Hinshaw Submits Comments to California Attorney General Regarding Proposed California Consumer Privacy Act Regulations
CCPA Could Frustrate Tripartite Relationship Between Insured, Insurer, and Law Firm
Hinshaw & Culbertson LLP, a U.S. law firm, has submitted comments to the California Attorney General regarding proposed regulations implementing the California Consumer Privacy Act (CCPA). The CCPA, which goes into effect on January 1, 2020, addresses the processing of personal information of California consumers. It grants California consumers several of the same type of privacy rights found in the European Union's General Data Privacy Regulation (GDPR), including the right to access, delete, and object to the sale of their personal information.

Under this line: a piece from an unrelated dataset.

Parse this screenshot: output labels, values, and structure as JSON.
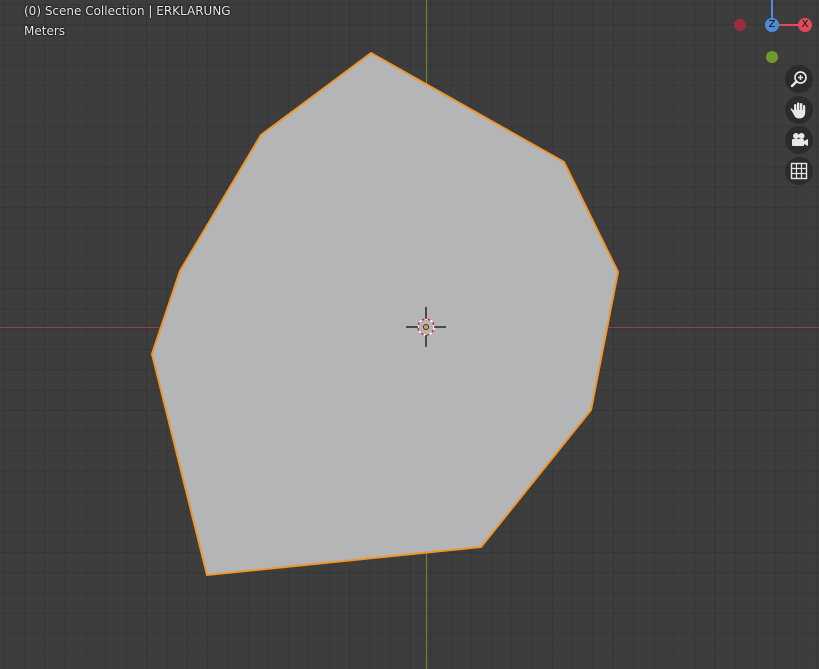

In its role as an advocate for the insurance industry and the legal profession, Hinshaw has raised four concerns with the Attorney General regarding the impact of the proposed regulations on the tripartite relationship between an insurer, its insured, and the law firm retained by an insurer to represent its insured.
- In certain scenarios, proposed regulation §999.314(c)—which covers "Service Providers" such as law firms representing an insurance carrier subject to the CCPA—could make it impossible for the law firm to use in defense of a lawsuit any personal information that the carrier obtained during the claims review process or prior to the suit being filed. Furthermore, the law firm would seemingly be prohibited from sharing information provided by the carrier with experts and consultants necessary to defend the insured. This would frustrate the nature and purpose of the tripartite relationship between the law firm, its client (the insured), and the client’s insurance carrier.
- Current CCPA exceptions—when exercising or defending legal claims and when compliance would violate an evidentiary privilege under California law—only apply to a covered "Business." Since law firms acting as a service provider on behalf of a covered insurance carrier are not exempted anywhere in the regulations, the proposed CCPA regulations could impair the ability of a business to defend legal claims through law firm service providers.
- The CCPA's definition of "Processing" needs further explanation of the meaning of "Operation," as it is currently unclear whether storing personal information in the cloud, or using electronically stored personal information for discovery purposes would constitute "Processing" under the current regulatory scheme.
- Finally, Hinshaw calls upon the Attorney General to clarify the meaning and intent of §1798.145(a), which provides that the obligations imposed on a business by the CCPA shall not "restrict" a business's ability to inter alia comply with federal, state, or local laws, comply with subpoena or regulatory inquiries or investigations, or to exercise or defend legal claims.
"We appreciate the opportunity to provide comment to the Attorney General on the CCPA’s proposed regulations," said San Francisco-based Hinshaw attorney Joanna L. Storey. "We have significant concerns that the regulations, as currently drafted, unintentionally create a cloud of uncertainty about the ability of a legal service provider to appropriately exercise or defend legal claims in the insurance coverage context. We look forward to the Attorney General's guidance on the issues we have raised."